Abstract 15315: Novel Drug Delivery Technology on Vascular Graft Implants Reduces Neointimal Hyperplasia in a Porcine Preclinical Model
Hundreds of implantable medical devices are made from the biologically inert material PTFE, and have been used in the medical industry since the 1950s. These devices may fail due to infection, inflammation, and thrombosis, and device failure often leads to reoperation, amputation, and death. Using ePTFE vascular grafts, rapamycin was embedded in a polymer coating over a 1 cm area at each end of the graft luminal surface. The coating technology involved drug incorporation into a proprietary methacrylate-based adhesive polymer. Monomer ratios used to generate the polymer were designed to provide a porous coating without compromising the flexibility or the intranodal spaces of the graft. Aortoiliac bypass grafting was performed in a porcine model using 6mm thin-walled ePTFE grafts. We previously demonstrated a 43% reduction in obstruction of the blood vessel after 4 weeks using the rapamycin coated graft (R-G) when compared to the industry standard uncoated graft (U-G). At sacrifice, animals with the R-G had longer explanted iliac anastomoses of 10.3 +0.26 mm vs. U-G (or polymer only coated (P-G)), 7.3 + 0.15 mm; P=0.0001). In addition to having longer anastomoses, the R-G recipients had less cross-sectional narrowing in the outflow graft (16.2% vs 28.5%; P = 0.0007) and decreased intimal thickness when indexed to U-G or P-G. Complete endothelial coverage of ePTFE was noted in all groups. Rapamycin levels were obtained from grafts, explanted arteries and blood samples at various time points after implantation.
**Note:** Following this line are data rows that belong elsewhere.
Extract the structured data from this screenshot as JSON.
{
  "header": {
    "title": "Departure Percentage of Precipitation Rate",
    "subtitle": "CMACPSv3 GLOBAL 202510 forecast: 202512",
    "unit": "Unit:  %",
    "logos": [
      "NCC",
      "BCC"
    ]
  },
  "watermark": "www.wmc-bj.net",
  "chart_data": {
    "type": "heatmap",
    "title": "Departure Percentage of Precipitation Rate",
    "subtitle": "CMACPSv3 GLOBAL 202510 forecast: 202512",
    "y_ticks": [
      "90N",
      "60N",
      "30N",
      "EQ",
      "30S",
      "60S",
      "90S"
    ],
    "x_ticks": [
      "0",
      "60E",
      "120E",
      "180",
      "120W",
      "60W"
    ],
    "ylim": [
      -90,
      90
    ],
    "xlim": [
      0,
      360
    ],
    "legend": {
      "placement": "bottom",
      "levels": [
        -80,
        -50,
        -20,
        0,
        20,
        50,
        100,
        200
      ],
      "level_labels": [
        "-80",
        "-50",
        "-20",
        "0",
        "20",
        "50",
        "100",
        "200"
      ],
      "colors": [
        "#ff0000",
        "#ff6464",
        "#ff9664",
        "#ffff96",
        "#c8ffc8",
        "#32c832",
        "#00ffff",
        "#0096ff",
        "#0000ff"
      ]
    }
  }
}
Despite being present in the arterial wall on post-operative day (POD) 28, rapamycin levels did not approach systemic toxicity. Rapamycin was not detectable in blood after POD 3. Based on attentuated total reflectance (ATR) and reflectance imaging (RI) studies, drug release was due primarily to diffusion through the surface polymer on the vascular graft and not by degradation or erosion of the coating. In conclusion, this novel drug-eluting technology has the potential to fundamentally alter the medical implant field as previously inert devices will serve as vehicles for local delivery of targeted therapeutics and may reduce mortality and morbidity, and impact health economics.
- © 2011 by American Heart Association, Inc.